IRAC High Precision Photometry
The IRAC detectors have a known nonlinearity such that a linear increase in the number of incoming photons does not lead to a linear increase in the flux measured on the detectors. The pipeline corrects for this nonlinearity, however this correction is only good to 1%. High precision photometry studies which want to use the gain map taken at one flux level to correct science data taken potentially at another flux level are sensitive to a “residual nonlinearity”. We document the existence of this residual nonlinearity, and show that as long as we observations stay between 1,000 and 15,000 DN (in ch2), it does not effect flux as a function of position on the pixel.
In both sides of Figure 1 we see a nonlinear relation between the amount of input counts(DN) and the measured Flux. These are two different datasets which were designed to look at this relation by changing either the exposure time on the same star using IERs (a) or changing the exposure times on a set of stars using AORs (b). Both datasets have already been corrected by the pipeline nonlinearity. Anything not a flat line in these plots is a residual nonlinearity.

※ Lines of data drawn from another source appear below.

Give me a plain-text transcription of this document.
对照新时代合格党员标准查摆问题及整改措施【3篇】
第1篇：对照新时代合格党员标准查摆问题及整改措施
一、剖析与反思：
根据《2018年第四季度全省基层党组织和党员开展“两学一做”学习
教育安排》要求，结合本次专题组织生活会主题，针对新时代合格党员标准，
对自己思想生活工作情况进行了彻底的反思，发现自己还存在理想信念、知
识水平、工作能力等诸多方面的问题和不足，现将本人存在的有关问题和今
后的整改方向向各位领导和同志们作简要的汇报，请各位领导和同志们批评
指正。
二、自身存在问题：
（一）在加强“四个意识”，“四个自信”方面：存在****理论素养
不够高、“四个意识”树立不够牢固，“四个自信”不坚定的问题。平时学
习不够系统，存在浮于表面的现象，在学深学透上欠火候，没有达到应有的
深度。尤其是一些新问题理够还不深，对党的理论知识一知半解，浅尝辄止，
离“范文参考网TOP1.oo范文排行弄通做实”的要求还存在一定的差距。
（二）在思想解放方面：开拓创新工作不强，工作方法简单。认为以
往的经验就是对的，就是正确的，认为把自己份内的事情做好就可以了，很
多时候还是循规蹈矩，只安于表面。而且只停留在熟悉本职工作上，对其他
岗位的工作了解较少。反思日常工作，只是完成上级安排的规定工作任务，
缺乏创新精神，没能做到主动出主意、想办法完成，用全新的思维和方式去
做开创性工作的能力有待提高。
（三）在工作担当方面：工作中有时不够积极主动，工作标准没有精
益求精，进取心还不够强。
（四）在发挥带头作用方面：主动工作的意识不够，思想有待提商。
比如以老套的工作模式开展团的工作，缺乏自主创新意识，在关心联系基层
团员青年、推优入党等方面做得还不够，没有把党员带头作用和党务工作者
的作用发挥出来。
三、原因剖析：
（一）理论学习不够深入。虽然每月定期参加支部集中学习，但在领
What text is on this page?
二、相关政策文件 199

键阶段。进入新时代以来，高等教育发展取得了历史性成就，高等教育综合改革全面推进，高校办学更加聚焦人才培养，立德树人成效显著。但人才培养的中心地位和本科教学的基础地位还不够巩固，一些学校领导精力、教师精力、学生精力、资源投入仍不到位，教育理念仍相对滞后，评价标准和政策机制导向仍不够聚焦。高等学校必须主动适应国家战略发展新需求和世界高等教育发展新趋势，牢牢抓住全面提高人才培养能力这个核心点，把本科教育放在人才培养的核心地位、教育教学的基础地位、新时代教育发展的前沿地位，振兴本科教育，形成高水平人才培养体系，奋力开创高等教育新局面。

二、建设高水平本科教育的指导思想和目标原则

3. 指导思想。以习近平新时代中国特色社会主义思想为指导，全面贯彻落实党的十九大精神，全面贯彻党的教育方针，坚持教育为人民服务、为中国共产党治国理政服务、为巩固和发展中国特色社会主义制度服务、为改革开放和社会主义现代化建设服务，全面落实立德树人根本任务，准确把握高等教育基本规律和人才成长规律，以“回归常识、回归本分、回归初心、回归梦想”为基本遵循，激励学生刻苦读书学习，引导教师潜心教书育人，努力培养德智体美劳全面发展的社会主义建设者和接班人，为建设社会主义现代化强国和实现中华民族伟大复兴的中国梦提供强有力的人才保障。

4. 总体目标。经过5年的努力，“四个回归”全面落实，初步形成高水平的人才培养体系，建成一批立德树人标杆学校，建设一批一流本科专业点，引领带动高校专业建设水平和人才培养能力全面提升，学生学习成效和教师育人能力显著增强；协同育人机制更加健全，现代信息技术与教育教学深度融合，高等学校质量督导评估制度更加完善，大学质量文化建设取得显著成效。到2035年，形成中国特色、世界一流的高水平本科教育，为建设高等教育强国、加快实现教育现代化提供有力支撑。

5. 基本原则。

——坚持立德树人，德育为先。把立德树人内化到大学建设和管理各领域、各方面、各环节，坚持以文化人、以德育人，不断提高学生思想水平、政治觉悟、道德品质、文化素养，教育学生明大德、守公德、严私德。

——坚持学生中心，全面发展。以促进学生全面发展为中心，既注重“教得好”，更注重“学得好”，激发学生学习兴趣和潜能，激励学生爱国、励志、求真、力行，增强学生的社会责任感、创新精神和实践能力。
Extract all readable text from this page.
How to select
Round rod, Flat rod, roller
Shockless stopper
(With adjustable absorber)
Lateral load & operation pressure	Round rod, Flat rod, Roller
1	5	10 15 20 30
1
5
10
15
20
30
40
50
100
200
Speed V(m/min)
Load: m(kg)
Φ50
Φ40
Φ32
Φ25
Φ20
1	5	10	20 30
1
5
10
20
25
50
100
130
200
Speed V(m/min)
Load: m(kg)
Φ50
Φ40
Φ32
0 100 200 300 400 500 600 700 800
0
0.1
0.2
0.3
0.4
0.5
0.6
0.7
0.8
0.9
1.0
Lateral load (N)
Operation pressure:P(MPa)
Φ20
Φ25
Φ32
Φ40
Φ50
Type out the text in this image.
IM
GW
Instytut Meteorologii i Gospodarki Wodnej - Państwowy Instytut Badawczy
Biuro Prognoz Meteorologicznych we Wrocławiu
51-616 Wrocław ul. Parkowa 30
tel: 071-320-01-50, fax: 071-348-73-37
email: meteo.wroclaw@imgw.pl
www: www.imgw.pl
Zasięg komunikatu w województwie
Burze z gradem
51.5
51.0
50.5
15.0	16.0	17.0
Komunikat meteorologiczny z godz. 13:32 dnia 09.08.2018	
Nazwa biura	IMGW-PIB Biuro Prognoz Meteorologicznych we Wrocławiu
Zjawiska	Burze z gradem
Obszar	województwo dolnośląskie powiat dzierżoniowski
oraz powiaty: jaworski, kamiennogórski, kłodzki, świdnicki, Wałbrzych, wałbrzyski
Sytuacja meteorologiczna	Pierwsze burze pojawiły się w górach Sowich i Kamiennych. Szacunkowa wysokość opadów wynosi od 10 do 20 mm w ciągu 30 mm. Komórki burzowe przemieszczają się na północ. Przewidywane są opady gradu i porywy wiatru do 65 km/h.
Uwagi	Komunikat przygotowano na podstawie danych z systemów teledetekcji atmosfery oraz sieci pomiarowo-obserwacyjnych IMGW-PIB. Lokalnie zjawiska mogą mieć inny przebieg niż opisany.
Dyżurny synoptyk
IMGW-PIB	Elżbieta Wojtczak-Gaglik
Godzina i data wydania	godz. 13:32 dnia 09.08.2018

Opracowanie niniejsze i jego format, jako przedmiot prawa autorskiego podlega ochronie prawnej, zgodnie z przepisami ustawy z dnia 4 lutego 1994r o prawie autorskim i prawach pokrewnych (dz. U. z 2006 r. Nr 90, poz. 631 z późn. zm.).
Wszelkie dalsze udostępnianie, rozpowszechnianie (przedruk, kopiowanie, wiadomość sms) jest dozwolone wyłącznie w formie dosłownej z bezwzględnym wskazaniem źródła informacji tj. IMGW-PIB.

However, the residual nonlinearity doesn’t appear to mean that the gain map (pmap) has a different shape as a function of gain. The current best way we have thought of to show this is a plot of peak pixels in DN vs. distance from the center of the sweet spot (Dsweet; Figure 2). The DN in the peak pixel decreases, as expected, with larger distance from the center of the sweet spot. The shape of this falloff is not symmetric around the center and therefore leads to an envelope of points in Figure 2. Each color in this plot represents a different star with differing peak pixel DN levels, where each star has been normalized to the center of the sweet spot. The fact that these envelopes are all of the same shape and overlap on the normalized plot, indicates that the pmap does not have a different shape depending on DN. Therefore, residual nonlinearity does exist, but is not changing the shape of the pmap.
This probably works because all stars tested in Figure 2 have DN in the range of 2K to 15K where the nonlinearity is ‘linear'. The nonlinearity slope doesn’t change for this range of DN (Figure 1). That slope is already incorporated into the pmap because the pmap star has source DN which vary significantly as a function of position, so the pmap is made with some slope of nonlinearity inherent in it. This makes the shape of the gain map the same for all DN in the “good” range.
Proof that this is a good plot to use to understand the effect of the residual nonlinearity comes in the second part of Figure 2. To see this best, I have plotted only the pmap 3K observations and HD158460 28K observations. The observations at 28K have a different slope to the top envelope that we don’t see in any of the other observations in the more linear regime.
Implications:
- Gain map can be used to correct photometry in the good DN range.
- Pixel level decorrelation (PLD) can be used with the gain map dataset coefficients to correct other photometry in the good DN range.
- It *should* be ok to add other datasets to the gain map dataset to fill in coverage
- Distance from the sweet spot should be used carefully in other analysis tasks.